Ora, noi non crediamo che le vicende politiche debbano essere risolte nelle aule di tribunale e male fanno quelli che si attendono una sentenza contraria a Salvini per risolvere le complesse questioni che sottostanno all’impetuosa crescita della Lega.

Il tentativo continuo di superare il “berlusconismo” in Tribunale è solo servito ad incarognire e fratturare ulteriormente l’Italia. Silvio Berlusconi è finito non per le vicende delle olgettine o per le sue numerose storie giudiziarie. Forza Italia è ridotta com’è ridotta per ben altro. Per l’incapacità dimostrata nel riempire lo spazio tra il dire il fare. In particolare, nel venire meno agli impegni assunti per realizzare un radicale cambiamento all’insegna della libertà trasformatosi, in effetti, in aggravamento delle condizioni economiche, sociali e civili in cui erano e sono costretti gli italiani.

Di converso, non crediamo neppure che Salvini possa far diventare il giudizio su atti da lui compiuti da Ministro dell’Interno un “processo politico” che vada oltre la sua persona e veda coinvolgere tutti gli italiani che la pensano come lui sulla chiusura dei porti.

I giudici dovranno appurare se Salvini, in quanto Ministro, abbia abusato dei propri compiti e delle proprie prerogative alla luce del diritto italiano e internazionale.
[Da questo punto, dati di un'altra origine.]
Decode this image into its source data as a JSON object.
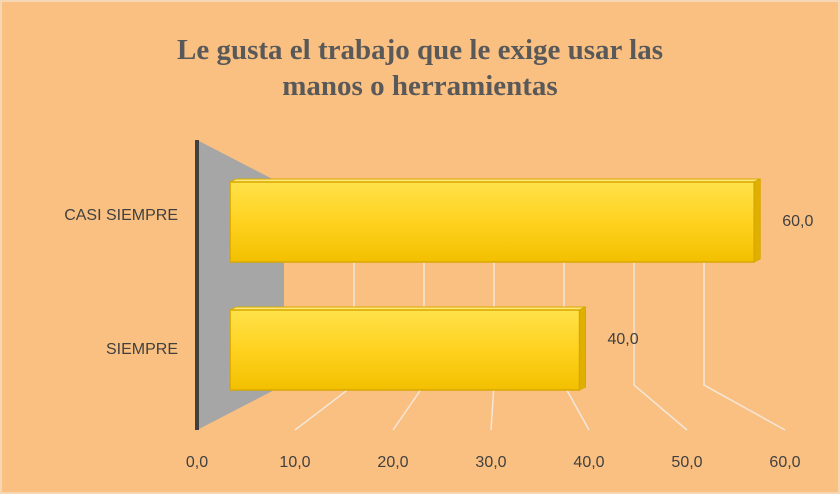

Il resto è propaganda e retorica che male si concilia con l’ambizione di voler assumere il ruolo di capo dell’intera Italia di fronte agli occhi del mondo.

Il rilancio italiano, che nel corso della Storia si è rinnovato in vari ambiti, è sempre stato frutto dell’arrivo sulla scena di un’intera classe dirigente le cui espressioni massime, il riferimento va immediatamente a Cavour, a De Gasperi e a Moro, furono capaci di assumere la responsabilità complessiva dei problemi del Paese.

Un Paese da guidare oltre il mero riferimento a interessi personali, di gruppo o partito o, meno che mai, ad ambiti regionali o afferenti le convenienze di una sola parte di esso.